I just received an email, photographs attached, from a friend in Maine, who with another friend of mine is undoubtedly having a great time. I don’t know for sure because I didn’t open the attachment. I didn’t need to.

Because it is a selfie, it goes without saying that it does not picture my friends frowning or frustrated by bad weather or not getting along. Instead, there will be bright smiles on their side and resentment on mine.

I have just realized why I dislike selfies. There is a huge gap between what the sender intends (to include you in the fun) and the receiver receives (excluded from the fun). It’s not like a postcard - a mass-produced picture whereby the sender shows his location (fabulous, but rendered “touristy” by the card) and writes “Wish you were here!” Exclamation points notwithstanding, there is nothing in-your-face about it. The card comes by snail mail, and you barely look at it. By the time it arrives, he or she may or may not be having a great time, in a place which may or may not be as beautiful or picturesque as its idealized image. And the sender may or may not wish you were there (as, reciprocally, you may not wish you were there either).

But the selfie! You are sitting at the computer or on the bus with your iPhone, editing out promotional email from Yoox.com and Library of America and TCM and West Elm and eBay, or opinion nuggets from Bloomberg, when along comes this intrusively vivid reminder of what you are missing and can’t even buy. You may not be on the bus; you may even be in a fabulous place such as Rome or Wimbledon, having a great time. But the moment you open the picture you are immediately assailed by an acute sense of something missing in your life.

This is ignoble and feels terrible. Do other people experience this, and if so, how can I have done this to them? The picture I sent from outside a revival theater on Paris’s Left Bank! Or the view from my terrace of the ocean at sunset!

Or the interior of New York’s Central Park, where I got lost in May. Walking from East 79th Street to West 81st Street, there’s a spot in the Bramble where there are only green trees in full leaf visible. I oriented myself with my iPhone Compass app and began taking snapshots of the passing sights, trees, a bird and eventually Bethesda Fountain, where I finally emerged.

When I got home, I discovered I had inadvertently hit the video instead of the photo button and had recorded my entire walk. There are my Nikes clumping along, with an occasional swerve upward to sky or bush. I knew that should anyone stay with it for more than two seconds that this footage could not inspire envy, less still aesthetic admiration. Yet I found it so fascinating I had to send it to a few people. “Lost in Central Park!” What an adventure - an Andy Warhol film! I can still look at the video with tender amusement.
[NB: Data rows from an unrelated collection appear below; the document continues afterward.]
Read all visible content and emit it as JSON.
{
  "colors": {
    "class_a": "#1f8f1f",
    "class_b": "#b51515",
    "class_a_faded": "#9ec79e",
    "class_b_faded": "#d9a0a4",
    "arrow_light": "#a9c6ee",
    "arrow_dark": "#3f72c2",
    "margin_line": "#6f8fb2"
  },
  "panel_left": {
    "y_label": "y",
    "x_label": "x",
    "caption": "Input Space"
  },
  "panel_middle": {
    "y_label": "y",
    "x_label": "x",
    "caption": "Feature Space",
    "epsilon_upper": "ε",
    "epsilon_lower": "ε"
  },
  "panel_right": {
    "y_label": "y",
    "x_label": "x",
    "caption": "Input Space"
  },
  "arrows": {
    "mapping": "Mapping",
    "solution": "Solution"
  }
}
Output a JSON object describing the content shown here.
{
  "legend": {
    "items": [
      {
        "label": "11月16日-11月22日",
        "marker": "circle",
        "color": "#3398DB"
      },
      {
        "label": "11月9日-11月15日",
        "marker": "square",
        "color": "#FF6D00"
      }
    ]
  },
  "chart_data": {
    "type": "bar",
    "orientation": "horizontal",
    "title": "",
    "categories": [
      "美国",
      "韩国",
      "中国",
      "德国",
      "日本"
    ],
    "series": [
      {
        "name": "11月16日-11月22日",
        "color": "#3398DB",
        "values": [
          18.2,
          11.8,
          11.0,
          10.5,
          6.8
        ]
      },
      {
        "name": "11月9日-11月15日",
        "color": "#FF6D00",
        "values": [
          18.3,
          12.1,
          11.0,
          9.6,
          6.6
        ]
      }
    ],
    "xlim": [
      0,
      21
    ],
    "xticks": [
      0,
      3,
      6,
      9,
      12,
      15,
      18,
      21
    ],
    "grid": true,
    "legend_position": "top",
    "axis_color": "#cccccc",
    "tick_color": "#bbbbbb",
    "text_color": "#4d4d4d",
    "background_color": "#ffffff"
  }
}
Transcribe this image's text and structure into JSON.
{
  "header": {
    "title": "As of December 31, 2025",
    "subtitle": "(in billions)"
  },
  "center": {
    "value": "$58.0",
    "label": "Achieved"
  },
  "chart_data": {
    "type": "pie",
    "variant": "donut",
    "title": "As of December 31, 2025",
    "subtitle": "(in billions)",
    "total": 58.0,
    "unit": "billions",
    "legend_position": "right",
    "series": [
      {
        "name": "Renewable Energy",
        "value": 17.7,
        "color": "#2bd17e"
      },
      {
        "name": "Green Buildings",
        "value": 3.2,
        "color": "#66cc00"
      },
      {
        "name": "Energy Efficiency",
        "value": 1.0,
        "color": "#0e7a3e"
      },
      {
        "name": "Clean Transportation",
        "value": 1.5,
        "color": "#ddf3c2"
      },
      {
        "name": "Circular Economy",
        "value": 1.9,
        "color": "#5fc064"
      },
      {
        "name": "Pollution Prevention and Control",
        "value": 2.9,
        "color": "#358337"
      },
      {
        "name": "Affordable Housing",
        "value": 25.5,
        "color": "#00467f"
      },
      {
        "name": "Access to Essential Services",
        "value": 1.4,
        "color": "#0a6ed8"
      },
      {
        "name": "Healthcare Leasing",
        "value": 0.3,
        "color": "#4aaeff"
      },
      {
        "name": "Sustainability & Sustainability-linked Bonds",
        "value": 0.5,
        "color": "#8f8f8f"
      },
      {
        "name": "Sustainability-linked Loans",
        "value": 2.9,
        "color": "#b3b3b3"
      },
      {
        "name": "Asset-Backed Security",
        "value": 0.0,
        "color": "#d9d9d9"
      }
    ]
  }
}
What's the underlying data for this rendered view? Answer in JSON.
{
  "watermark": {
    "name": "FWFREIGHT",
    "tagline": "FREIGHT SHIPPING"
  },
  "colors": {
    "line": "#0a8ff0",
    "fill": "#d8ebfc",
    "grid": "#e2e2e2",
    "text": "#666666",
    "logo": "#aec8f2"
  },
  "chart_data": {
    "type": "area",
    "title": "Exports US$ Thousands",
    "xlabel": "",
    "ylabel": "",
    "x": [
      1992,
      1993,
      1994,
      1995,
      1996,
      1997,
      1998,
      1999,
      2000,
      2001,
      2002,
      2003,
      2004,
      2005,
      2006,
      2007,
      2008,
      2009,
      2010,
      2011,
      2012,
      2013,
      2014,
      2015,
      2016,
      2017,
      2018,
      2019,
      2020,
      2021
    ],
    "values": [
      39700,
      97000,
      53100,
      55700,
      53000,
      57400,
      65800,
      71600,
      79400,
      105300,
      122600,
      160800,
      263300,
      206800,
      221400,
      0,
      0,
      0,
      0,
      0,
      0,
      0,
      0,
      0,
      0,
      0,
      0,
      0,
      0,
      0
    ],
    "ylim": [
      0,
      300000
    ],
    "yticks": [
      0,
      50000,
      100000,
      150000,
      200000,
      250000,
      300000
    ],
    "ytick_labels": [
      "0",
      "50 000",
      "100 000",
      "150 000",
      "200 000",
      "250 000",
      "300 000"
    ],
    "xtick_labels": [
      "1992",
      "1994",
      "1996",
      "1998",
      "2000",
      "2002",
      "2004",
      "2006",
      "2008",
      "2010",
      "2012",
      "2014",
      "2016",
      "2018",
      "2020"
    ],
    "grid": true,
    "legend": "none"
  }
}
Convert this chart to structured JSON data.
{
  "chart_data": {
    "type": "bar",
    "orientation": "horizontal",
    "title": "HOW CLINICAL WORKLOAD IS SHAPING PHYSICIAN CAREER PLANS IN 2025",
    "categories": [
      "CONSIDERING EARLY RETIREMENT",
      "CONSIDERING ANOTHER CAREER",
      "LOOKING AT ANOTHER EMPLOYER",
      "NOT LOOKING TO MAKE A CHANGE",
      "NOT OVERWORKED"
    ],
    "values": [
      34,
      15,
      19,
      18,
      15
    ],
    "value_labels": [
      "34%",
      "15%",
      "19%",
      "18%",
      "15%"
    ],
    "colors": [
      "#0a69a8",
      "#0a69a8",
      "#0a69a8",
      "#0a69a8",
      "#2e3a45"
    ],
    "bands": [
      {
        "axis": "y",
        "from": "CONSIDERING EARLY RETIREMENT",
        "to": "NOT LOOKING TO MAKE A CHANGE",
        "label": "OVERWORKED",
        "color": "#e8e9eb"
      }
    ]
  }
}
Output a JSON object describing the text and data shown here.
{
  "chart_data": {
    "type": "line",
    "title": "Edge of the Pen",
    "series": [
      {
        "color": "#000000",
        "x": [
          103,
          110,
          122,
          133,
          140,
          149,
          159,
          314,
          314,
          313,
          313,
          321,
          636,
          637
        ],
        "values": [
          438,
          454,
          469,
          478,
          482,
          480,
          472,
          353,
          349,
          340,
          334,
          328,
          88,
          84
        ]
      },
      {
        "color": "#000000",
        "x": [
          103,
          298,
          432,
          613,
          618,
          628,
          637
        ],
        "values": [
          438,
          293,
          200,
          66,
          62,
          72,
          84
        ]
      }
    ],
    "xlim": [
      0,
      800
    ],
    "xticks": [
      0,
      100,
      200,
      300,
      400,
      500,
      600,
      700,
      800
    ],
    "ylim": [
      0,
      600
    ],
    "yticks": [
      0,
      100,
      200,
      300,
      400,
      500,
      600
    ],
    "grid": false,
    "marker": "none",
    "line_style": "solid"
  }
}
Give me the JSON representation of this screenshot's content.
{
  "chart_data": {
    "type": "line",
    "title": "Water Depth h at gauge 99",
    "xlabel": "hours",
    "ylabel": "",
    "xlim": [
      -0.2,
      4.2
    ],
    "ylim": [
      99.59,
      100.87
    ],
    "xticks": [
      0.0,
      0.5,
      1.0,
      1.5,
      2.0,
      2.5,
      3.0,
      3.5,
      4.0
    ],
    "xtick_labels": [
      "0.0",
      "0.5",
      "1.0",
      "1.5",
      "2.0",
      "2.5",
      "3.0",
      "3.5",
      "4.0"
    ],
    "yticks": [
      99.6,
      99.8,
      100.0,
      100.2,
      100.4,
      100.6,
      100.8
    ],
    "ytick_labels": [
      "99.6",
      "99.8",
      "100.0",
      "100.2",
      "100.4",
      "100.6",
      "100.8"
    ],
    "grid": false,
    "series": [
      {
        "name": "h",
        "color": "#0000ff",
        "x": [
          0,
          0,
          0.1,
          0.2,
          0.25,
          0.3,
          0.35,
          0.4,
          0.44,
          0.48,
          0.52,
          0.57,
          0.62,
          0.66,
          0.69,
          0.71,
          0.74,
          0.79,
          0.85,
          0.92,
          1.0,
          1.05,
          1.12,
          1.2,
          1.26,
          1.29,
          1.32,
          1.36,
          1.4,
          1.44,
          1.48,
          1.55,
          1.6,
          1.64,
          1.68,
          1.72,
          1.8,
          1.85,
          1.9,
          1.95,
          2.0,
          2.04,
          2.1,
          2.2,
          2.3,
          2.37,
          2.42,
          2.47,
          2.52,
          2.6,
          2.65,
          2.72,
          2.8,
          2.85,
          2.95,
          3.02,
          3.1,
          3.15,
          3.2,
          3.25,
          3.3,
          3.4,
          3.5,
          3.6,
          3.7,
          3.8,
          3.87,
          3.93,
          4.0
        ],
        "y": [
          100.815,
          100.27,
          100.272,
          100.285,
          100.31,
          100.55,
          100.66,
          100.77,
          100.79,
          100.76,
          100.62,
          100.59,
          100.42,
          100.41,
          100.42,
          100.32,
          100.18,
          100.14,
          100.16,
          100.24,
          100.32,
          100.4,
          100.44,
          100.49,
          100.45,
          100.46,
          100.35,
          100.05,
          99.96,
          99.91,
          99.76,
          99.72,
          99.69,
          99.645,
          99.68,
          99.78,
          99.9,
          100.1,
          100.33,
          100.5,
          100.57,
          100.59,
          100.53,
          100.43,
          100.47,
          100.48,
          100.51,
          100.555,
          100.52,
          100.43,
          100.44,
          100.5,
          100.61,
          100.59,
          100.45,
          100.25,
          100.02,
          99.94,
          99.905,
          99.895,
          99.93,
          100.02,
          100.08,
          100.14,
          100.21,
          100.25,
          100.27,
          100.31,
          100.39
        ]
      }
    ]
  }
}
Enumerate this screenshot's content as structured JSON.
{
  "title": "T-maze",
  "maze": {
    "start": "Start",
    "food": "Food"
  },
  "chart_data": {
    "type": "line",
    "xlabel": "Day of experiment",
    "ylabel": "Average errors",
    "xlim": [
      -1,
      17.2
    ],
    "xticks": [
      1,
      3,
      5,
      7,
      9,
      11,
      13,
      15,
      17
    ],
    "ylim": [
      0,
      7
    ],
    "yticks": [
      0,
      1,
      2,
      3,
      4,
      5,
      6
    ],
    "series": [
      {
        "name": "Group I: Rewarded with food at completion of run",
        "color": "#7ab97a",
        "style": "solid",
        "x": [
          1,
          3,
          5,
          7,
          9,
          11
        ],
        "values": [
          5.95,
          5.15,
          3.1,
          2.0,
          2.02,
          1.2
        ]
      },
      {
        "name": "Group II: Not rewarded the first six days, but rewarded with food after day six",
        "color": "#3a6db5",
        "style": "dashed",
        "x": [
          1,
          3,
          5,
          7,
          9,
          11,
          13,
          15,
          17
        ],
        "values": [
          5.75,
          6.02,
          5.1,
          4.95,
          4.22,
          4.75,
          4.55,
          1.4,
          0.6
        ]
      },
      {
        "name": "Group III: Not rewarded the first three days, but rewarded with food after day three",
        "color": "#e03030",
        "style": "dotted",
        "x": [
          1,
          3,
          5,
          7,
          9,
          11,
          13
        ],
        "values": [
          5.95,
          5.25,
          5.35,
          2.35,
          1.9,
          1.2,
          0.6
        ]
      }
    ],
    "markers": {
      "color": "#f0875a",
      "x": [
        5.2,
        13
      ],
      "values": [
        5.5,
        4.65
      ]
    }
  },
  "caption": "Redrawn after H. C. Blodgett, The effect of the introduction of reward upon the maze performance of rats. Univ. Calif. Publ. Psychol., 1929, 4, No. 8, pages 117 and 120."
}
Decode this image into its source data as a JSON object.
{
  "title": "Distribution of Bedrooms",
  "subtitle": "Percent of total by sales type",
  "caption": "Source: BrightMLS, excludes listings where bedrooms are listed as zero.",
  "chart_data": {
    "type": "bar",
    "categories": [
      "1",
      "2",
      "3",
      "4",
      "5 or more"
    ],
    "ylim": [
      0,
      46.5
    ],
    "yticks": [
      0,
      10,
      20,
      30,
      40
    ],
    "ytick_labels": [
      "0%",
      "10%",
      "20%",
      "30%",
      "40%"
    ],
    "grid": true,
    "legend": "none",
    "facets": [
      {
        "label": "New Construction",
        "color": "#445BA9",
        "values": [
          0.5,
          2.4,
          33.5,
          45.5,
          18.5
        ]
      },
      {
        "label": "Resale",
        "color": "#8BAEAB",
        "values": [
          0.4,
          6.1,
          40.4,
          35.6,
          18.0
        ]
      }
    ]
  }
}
It was then, or rather that experience coupled with my recent refusal to open a selfie, that made me realise that this form of electronic epistle is doomed by its very nature to erode communication and therefore friendship. The rarely resisted impulse to send our latest thrill-filled moment reveals the narcissist in all of us, the failure of empathy, the inability to remember our own feelings of resentment when the time comes for us to unleash an update on the world. In a way, maybe it’s better to send it than to pause and consider, to face the existential question of the limits of love. Could my friends possibly be happy that I’m in Paris? In the abstract, yes, as long as they don’t have to picture me in front of Les Deux Magots. Wiser to wait until you get home and can tell them about the 2 hours you spent getting through customs at Charles de Gaulle Airport, the hotel room with no WiFi, the Parisian Uber driver who gave you a failing grade, the must-see shows you missed, the bad meals.

So please, no more laughing pictures from Maine or Ireland or Indonesia. No more selfies unless it’s raining or you’re being stopped by a cop or have lost your passport, or you are having a lousy time that only my presence could relieve.

I make exceptions for what one friend calls “baby spam,” meaning pictures of my friends’ grandchildren. When I see Sam and Miles eating their first ice cream cones or Jackson swimming like a tadpole in his baby pool or Chloe smiling with her first tooth, I don’t feel I’m missing anything. It’s not the sort of good time you want to be in on. They don’t wish you were there, and you don’t wish you were there either - unless you’re dotty about babies. Still, one or two is enough, and no videos, please.

— Washington Post

— Molly Haskell is a film critic and author.